A hypnotic interpretation of Sonnet 30 (“When to the sessions of sweet silent thought”), produced by a graphic design student set the task of creating a TV ident for a BBC series (presumably an academic exercise rather than one that was actually used by the BBC). Words drift in and out, laterally and vertically, overlaid upon themselves, artfully playing with fonts and layout, a typographer’s reverie. It’s a satisfying visual reading that demonstrates what power words have alone to catch the eye.

YouTube page
Chris Davy on MySpace

Shakespeare Sonnet 81

Date: 2008
Posted by: froj2002
Cast: none
Credits: Made by froj2002
Duration: 1.36

How many ways do we have to approaching the task of translating Shakespeare into moving images?
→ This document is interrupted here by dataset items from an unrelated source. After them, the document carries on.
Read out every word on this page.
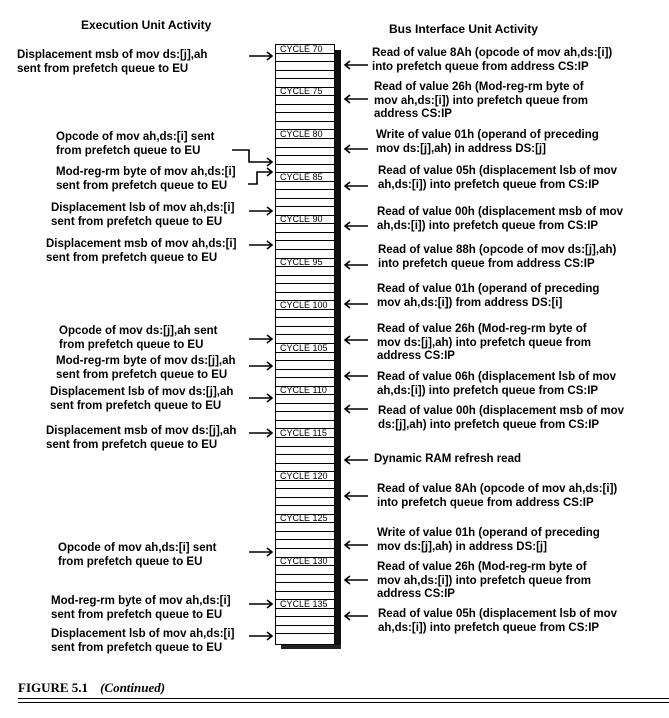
Execution Unit Activity	Bus Interface Unit Activity
CYCLE 70
CYCLE 75
CYCLE 80
CYCLE 85
CYCLE 90
CYCLE 95
CYCLE 100
CYCLE 105
CYCLE 110
CYCLE 115
CYCLE 120
CYCLE 125
CYCLE 130
CYCLE 135
Displacement msb of mov ds:[j],ah
sent from prefetch queue to EU
Opcode of mov ah,ds:[i] sent
from prefetch queue to EU
Mod-reg-rm byte of mov ah,ds:[i]
sent from prefetch queue to EU
Displacement lsb of mov ah,ds:[i]
sent from prefetch queue to EU
Displacement msb of mov ah,ds:[i]
sent from prefetch queue to EU
Opcode of mov ds:[j],ah sent
from prefetch queue to EU
Mod-reg-rm byte of mov ds:[j],ah
sent from prefetch queue to EU
Displacement lsb of mov ds:[j],ah
sent from prefetch queue to EU
Displacement msb of mov ds:[j],ah
sent from prefetch queue to EU
Opcode of mov ah,ds:[i] sent
from prefetch queue to EU
Mod-reg-rm byte of mov ah,ds:[i]
sent from prefetch queue to EU
Displacement lsb of mov ah,ds:[i]
sent from prefetch queue to EU
Read of value 8Ah (opcode of mov ah,ds:[i])
into prefetch queue from address CS:IP
Read of value 26h (Mod-reg-rm byte of
mov ah,ds:[i]) into prefetch queue from
address CS:IP
Write of value 01h (operand of preceding
mov ds:[j],ah) in address DS:[j]
Read of value 05h (displacement lsb of mov
ah,ds:[i]) into prefetch queue from CS:IP
Read of value 00h (displacement msb of mov
ah,ds:[i]) into prefetch queue from CS:IP
Read of value 88h (opcode of mov ds:[j],ah)
into prefetch queue from address CS:IP
Read of value 01h (operand of preceding
mov ah,ds:[i]) from address DS:[i]
Read of value 26h (Mod-reg-rm byte of
mov ds:[j],ah) into prefetch queue from
address CS:IP
Read of value 06h (displacement lsb of mov
ah,ds:[i]) into prefetch queue from CS:IP
Read of value 00h (displacement msb of mov
ds:[j],ah) into prefetch queue from CS:IP
Dynamic RAM refresh read
Read of value 8Ah (opcode of mov ah,ds:[i])
into prefetch queue from address CS:IP
Write of value 01h (operand of preceding
mov ds:[j],ah) in address DS:[j]
Read of value 26h (Mod-reg-rm byte of
mov ah,ds:[i]) into prefetch queue from
address CS:IP
Read of value 05h (displacement lsb of mov
ah,ds:[i]) into prefetch queue from CS:IP
FIGURE 5.1 (Continued)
Ways without number, I hope. So we introduce a new category to BardBox with Typography, which filmmakers visualise the words themselves. Here we have a creative expression of sonnet 81, “Or I shall live your epitaph to make”. The words are expressed at readable pace through a mixture of hard-made by, text placed over objects (the word ‘epitaph’ on a gravestone) and text created out of natural objects (writing on a steamy mirror). Overlaid by a breathy music track with delicate piano and deft timing (note the lingering of the final word “men”), the result is hynoptic and, yes, poetic. Certainly it’s a method that encourages us literally to see the text, and it’s a means of creating expressive Shakespeare content that anyone with the passion to do so can do cheaply, easily, and without players.